JANUARY 16, 2015
God’s
Refreshing Word
Read: Isaiah
55:8-11
My word . . . shall not return to Me void. —Isaiah 55:11
When I was a boy, our
family would occasionally travel across Nevada. We loved the desert
thunderstorms. Accompanied by lightning bolts and claps of thunder, huge sheets
of rain would blanket the hot sand as far as the eye could see. The cooling
water refreshed the earth—and us.
Water produces
marvelous changes in arid regions. For example, the pincushion cactus is
completely dormant during the dry season. But after the first summer rains,
cactuses burst into bloom, displaying delicate petals of pink, gold, and white.
Likewise, in the Holy
Land after a rainstorm, dry ground can seemingly sprout vegetation overnight.
Isaiah used rain’s renewal to illustrate God’s refreshing Word: “As the rain
comes down, and the snow from heaven, and do not return there, but water the
earth, and make it bring forth and bud, that it may give seed to the sower and
bread to the eater, so shall My word be that goes forth from My mouth; it shall
not return to Me void, but it shall accomplish what I please, and it shall
prosper in the thing for which I sent it” (Isa. 55:10-11).
scripture carries
spiritual vitality. That’s why it doesn’t return void. Wherever it encounters
an open heart, it brings refreshment, nourishment, and new life.

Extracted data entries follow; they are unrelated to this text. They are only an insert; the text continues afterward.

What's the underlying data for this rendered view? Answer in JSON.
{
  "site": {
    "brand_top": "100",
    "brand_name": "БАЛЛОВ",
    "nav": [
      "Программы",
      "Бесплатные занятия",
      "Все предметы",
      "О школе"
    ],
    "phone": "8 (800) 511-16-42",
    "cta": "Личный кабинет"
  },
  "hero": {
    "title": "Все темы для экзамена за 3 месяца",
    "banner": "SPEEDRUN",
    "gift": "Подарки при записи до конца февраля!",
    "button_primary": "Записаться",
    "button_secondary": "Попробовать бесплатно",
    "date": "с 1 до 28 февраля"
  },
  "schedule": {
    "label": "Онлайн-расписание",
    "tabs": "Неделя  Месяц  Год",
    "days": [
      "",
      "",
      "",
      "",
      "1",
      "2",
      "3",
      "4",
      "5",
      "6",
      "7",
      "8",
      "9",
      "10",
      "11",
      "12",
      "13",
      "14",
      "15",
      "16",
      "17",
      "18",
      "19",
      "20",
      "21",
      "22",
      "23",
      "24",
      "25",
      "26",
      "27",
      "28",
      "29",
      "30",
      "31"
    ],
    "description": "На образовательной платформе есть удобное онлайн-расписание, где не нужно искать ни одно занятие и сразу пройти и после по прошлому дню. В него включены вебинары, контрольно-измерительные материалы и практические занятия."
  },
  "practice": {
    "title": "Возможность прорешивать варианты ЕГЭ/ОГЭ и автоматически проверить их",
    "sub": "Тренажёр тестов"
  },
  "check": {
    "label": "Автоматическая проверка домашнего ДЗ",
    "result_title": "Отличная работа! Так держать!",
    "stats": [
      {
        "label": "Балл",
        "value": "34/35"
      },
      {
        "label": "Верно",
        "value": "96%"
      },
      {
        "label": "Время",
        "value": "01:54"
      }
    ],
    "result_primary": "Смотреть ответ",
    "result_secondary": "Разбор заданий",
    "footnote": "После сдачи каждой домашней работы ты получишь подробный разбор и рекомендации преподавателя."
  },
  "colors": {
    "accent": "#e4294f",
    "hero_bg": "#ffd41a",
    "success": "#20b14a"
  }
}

God’s Word is like refreshing rain
That waters crops and seed;
It brings new life to open hearts,
And meets us in our need. —Sper
The
Bible is to a thirsty soul what water is to a barren land.
Insight
We cannot know God
unless He reveals Himself to us. An attribute of God is a characteristic that
God has chosen to reveal about Himself through His Word. Incommunicable
attributes are those that belong to God alone (e.g., omniscience [all-knowing];
omnipotence [all-powerful]; omnipresence [present everywhere]; immutability
[unchangeable]; infinite [having no limits]; transcendence [beyond
comprehension]).
Communicable
attributes are those that human beings can also possess (e.g., compassion,
love, mercy, goodness). In Isaiah 55:8-9, God reveals that He is unlike any
other being and our finite minds can never fully understand Him (see Job
11:7-9; Ps. 131:1; Rom. 11:33). Throughout scripture we are told that there is
no one like God (see Ex. 15:11; Ps. 35:10; 89:6-8; Isa. 40:25).